Grip yaşlılıkta da önemsenecek bir hastalık değil
Özellikle mevsim geçişlerinde ve kış aylarında sıkça görülen grip ve soğuk algınlığına yönelik yaşlıların endişelenmemesi gerektiğini vurgulayan Prof.Dr. Döventaş, grip aşılarının hastalığı önlemediğine dikkat çekti. Uzman doktor, “Grip ilaçlı yedi günde ilaçsız bir haftada geçer” şeklinde bir tabir kullanır büyüklerimiz. Grip aslında çok da kötü bir şey değildir. Yeter ki sizin bağışıklığınız çok kötü olmasın. Eşlik eden ciddi hastalıklarınız varsa tabii ki anti-gribal ilaçları doktor kontrolünde almalısınız. Grip aşıları gribi tamamen önlemez, gribin üzerine zatürreye sebep olacak daha kötü mikropların eklenmesini ya da daha hafif geçmesine sebep olur” diye konuştu.
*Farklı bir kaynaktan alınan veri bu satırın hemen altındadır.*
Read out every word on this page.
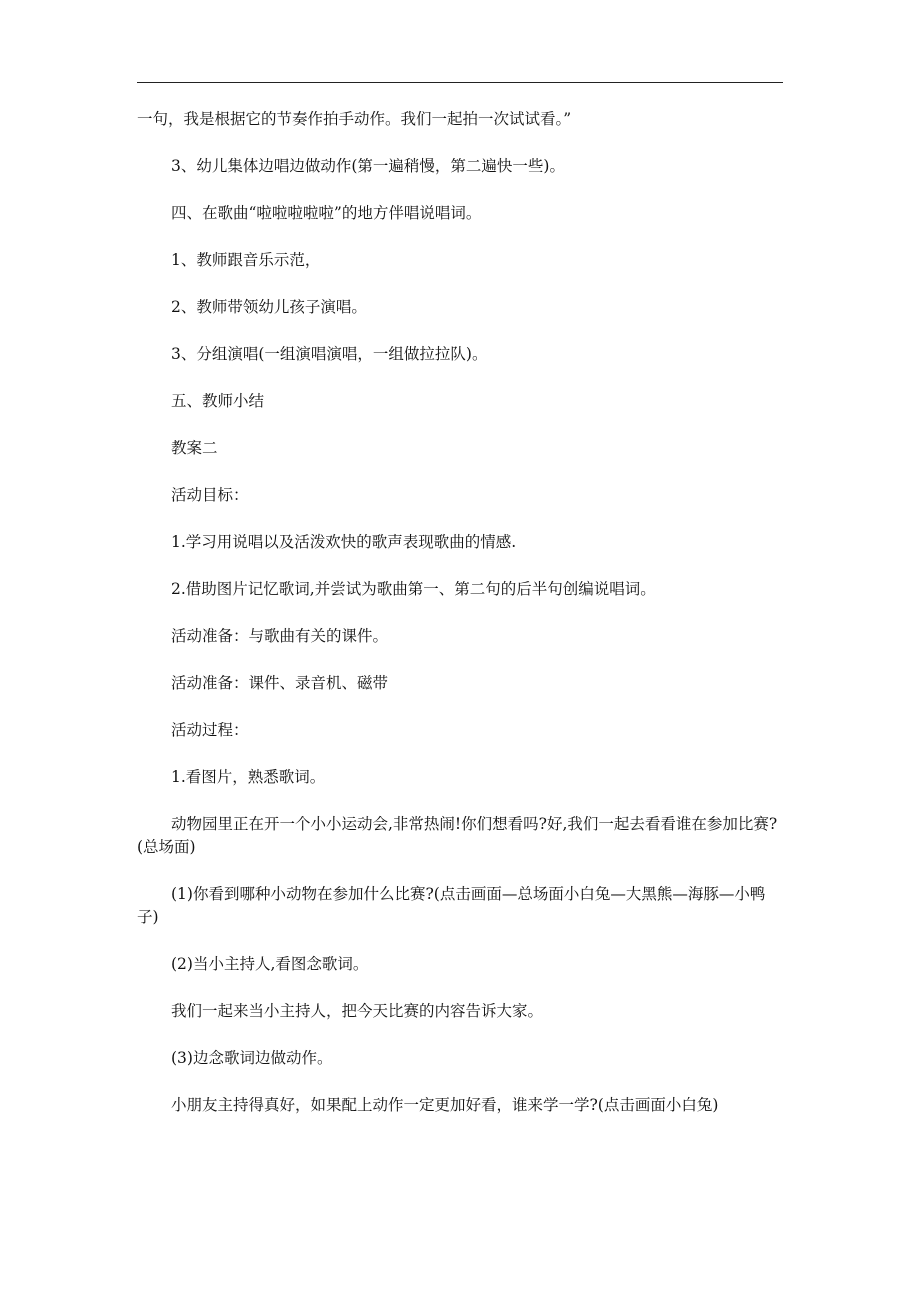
一句，我是根据它的节奏作拍手动作。我们一起拍一次试试看。”

3、幼儿集体边唱边做动作(第一遍稍慢，第二遍快一些)。

四、在歌曲“啦啦啦啦啦”的地方伴唱说唱词。

1、教师跟音乐示范，

2、教师带领幼儿孩子演唱。

3、分组演唱(一组演唱演唱，一组做拉拉队)。

五、教师小结

教案二

活动目标：

1.学习用说唱以及活泼欢快的歌声表现歌曲的情感.

2.借助图片记忆歌词,并尝试为歌曲第一、第二句的后半句创编说唱词。

活动准备：与歌曲有关的课件。

活动准备：课件、录音机、磁带

活动过程：

1.看图片，熟悉歌词。

动物园里正在开一个小小运动会,非常热闹!你们想看吗?好,我们一起去看看谁在参加比赛?(总场面)

(1)你看到哪种小动物在参加什么比赛?(点击画面—总场面小白兔—大黑熊—海豚—小鸭子)

(2)当小主持人,看图念歌词。

我们一起来当小主持人，把今天比赛的内容告诉大家。

(3)边念歌词边做动作。

小朋友主持得真好，如果配上动作一定更加好看，谁来学一学?(点击画面小白兔)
Yumurta alerjisi olanlara grip aşısı önermeyiz
Grip aşısının kullanım ve dozuna yönelik bilgiler veren Prof. Dr. Döventaş, “Yumurta alerjiniz varsa grip aşısını önermeyiz çünkü yumurta genleri üzerinden üretilen bir aşıdır bu. Onun haricinde hafif grip semptomlarına sebep olabilir. Canlı aşı yapılacağı için bağışıklık sistemini etkileyen bir ilaç kullanıyorsanız aşıyı ya tedaviden bir ay önce ya da bir ay sonra yapmanız gerekiyor ki vücutta o virüsü aktif hale getirip kötü sonuçlar etki etmesin. Özellikle romatizma ilaçları bağışıklık sisteminizi zayıflattığı için benzeri ilaç grupları kullanırken aşı olmaya dikkat etmek gerekiyor” dedi.
Uzun ama kalitesiz yaşam manasız
Prof. Dr. Alper Döventaş,“Hangi yaşta hangi durakta indiğiniz değil o durağa nasıl geldiğinizle ilgili olan bir şeydir hayat. Ne kadar kaliteli yaşadıysanız kendiniz için o kadar gerekeni yapmışsınız demektir. Daha uzun ama kalitesiz bir yaşamın da manası yoktur. Dolayısıyla hedefimiz sağlıklı ve kaliteli bir şekilde yaşlanmak. Fonksiyonel olabilmek, sosyal ve psikolojik anlamda aktif olabilmek, ağrısız bir hayat sürebilmek adına yapabileceklerinin maksimumunu yapmak kısacası tek başına idare edebilmek bu işin en büyük sırrıdır. Bu fuar ve kongreyi çok önemsiyorum. Bu yıl ikinci kez düzenleniyor ve benim de ikinci gelişim. Bu gelişimde çok daha mutlu ve de umutluyum. İzmir, sosyal yönetim politikası ile bu tarz işler için çok uygun bir yer. Bunu tüm Türkiye’ye yaymalıyız. Gönüllü bir şekilde zaman ayırmak ve destekleyen sistemlerin yapılması gerekiyor” diye konuştu.